BERLIN — German manufacturers’ recovery from coronavirus lockdown measures continued last month, with output growing at the fastest pace since February 2018, a survey showed on Tuesday.
IHS Markit’s final Purchasing Managers’ Index (PMI) for manufacturing, which accounts for about a fifth of the economy, rose to 52.2 in August, crossing the 50 mark that separates growth from contraction for the second time in 20 months.
That was lower than a flash estimate of 53.0 but higher than July’s reading of 51.0. The industry has been in a slow but steady recovery since the COVID-19 pandemic forced the shut down of manufacturing early in 2020; German automotive manufacturers began to restart production in April.

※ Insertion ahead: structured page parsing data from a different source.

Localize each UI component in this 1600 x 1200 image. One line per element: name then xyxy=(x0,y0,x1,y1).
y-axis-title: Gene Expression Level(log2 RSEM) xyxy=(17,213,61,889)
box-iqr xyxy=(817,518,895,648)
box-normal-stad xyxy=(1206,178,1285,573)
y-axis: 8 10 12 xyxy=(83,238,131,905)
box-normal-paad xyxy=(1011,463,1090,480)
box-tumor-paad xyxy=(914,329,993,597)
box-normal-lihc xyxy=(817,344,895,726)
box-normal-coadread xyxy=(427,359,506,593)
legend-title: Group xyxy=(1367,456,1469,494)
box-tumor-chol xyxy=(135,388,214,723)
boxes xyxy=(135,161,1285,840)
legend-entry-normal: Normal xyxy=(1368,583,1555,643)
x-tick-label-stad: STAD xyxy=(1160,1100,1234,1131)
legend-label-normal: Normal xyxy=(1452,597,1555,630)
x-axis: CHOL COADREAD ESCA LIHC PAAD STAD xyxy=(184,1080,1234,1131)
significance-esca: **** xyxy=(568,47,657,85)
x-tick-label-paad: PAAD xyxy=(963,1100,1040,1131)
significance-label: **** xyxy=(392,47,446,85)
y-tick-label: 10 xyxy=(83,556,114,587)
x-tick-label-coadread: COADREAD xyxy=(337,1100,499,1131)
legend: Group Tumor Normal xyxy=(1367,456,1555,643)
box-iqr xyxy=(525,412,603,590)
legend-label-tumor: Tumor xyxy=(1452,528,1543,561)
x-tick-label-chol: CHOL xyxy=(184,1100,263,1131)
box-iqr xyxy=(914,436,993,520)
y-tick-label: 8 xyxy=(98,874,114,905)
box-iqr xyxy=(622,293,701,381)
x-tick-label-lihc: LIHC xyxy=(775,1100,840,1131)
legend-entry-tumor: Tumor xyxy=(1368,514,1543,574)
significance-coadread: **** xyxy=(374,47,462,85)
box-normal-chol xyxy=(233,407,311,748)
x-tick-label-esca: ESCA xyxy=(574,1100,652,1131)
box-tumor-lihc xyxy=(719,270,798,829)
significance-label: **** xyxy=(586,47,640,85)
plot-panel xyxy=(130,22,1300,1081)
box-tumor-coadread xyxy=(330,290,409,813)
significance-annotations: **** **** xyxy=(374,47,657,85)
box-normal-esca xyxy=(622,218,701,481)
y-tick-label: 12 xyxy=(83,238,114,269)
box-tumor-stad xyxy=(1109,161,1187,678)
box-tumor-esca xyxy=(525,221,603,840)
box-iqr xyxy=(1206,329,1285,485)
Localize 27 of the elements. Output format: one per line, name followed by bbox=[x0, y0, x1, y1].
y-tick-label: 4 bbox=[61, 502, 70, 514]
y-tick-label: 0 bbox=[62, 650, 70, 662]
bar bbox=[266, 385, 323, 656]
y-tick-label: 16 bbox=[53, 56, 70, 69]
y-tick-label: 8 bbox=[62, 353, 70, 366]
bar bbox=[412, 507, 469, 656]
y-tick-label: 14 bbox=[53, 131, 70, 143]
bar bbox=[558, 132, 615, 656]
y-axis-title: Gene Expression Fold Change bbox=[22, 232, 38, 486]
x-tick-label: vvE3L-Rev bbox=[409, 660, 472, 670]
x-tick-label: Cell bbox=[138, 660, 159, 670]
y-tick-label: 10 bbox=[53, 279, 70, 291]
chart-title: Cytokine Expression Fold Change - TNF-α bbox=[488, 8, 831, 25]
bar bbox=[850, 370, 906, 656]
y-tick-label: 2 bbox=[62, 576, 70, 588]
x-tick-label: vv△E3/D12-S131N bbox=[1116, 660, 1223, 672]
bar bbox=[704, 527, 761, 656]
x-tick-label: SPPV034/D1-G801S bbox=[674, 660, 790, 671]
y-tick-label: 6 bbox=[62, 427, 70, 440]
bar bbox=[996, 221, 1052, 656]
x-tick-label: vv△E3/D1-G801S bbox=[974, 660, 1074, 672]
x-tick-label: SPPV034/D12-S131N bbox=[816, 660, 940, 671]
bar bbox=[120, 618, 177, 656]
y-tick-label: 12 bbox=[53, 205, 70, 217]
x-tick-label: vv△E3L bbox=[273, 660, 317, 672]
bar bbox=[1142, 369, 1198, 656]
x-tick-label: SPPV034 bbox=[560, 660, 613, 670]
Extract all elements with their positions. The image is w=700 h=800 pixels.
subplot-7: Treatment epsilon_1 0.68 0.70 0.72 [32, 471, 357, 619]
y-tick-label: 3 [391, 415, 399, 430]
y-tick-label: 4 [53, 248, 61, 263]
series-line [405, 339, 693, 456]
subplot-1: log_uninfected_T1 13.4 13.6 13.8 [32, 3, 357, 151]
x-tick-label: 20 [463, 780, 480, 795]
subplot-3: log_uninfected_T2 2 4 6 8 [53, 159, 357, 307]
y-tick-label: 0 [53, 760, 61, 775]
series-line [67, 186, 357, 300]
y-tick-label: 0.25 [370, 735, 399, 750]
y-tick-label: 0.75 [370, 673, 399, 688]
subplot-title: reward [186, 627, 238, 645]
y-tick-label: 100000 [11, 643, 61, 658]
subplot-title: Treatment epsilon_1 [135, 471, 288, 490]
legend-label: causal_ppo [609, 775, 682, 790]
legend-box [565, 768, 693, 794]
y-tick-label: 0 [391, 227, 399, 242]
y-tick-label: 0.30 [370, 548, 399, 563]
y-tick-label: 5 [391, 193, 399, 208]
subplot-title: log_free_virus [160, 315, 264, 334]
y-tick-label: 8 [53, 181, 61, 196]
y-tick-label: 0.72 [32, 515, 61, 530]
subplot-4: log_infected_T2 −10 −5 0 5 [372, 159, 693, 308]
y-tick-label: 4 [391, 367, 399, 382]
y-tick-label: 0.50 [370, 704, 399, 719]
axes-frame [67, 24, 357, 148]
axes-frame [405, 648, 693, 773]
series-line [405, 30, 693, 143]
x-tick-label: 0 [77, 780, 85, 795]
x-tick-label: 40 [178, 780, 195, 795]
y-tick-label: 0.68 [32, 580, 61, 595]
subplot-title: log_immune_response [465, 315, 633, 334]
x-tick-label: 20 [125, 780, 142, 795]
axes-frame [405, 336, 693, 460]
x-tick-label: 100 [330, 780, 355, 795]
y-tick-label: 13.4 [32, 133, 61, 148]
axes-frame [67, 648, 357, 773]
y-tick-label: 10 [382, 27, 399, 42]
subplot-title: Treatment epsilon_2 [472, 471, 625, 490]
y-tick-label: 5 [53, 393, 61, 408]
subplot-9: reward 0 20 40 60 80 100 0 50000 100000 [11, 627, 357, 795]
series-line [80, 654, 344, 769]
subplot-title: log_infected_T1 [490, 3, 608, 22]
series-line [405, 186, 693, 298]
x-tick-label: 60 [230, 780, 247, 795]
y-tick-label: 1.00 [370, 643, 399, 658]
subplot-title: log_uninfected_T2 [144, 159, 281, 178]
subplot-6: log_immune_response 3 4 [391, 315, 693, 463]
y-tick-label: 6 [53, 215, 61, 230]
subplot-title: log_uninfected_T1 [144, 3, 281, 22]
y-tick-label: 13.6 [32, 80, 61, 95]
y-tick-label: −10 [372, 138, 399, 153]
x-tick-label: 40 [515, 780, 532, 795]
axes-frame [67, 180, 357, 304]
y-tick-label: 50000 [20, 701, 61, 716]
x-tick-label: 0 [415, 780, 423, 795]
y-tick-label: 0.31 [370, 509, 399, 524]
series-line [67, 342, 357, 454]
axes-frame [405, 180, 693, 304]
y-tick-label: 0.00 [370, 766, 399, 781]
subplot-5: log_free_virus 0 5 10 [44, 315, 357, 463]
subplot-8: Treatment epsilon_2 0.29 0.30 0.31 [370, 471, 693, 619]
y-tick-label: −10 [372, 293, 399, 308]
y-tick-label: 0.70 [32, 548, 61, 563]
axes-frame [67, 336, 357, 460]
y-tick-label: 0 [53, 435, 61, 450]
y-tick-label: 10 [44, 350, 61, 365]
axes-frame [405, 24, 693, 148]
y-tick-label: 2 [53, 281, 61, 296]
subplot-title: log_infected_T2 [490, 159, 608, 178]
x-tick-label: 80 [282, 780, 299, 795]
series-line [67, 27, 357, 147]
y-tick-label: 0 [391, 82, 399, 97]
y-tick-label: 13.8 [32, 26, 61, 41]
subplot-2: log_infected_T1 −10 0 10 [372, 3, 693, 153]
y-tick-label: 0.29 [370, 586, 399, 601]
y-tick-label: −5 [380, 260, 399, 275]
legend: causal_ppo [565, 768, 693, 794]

Phil Smith, principal economist at IHS Markit, said the recovery was not widespread as some German manufacturers were still struggling with weak demand as economic uncertainty kept consumer interest muted.
“The encouraging top line numbers mask ongoing troubles in some sectors, especially machinery and equipment production, which is being hit by a lack of appetite for investment,” he said.
“Factory jobs continued to be lost at an unsettling rate in August, which is bad news for domestic demand,” Smith added. “However, with backlogs of work at factories on the rise, we’re at least seeing the pace of staff cuts slowing down.”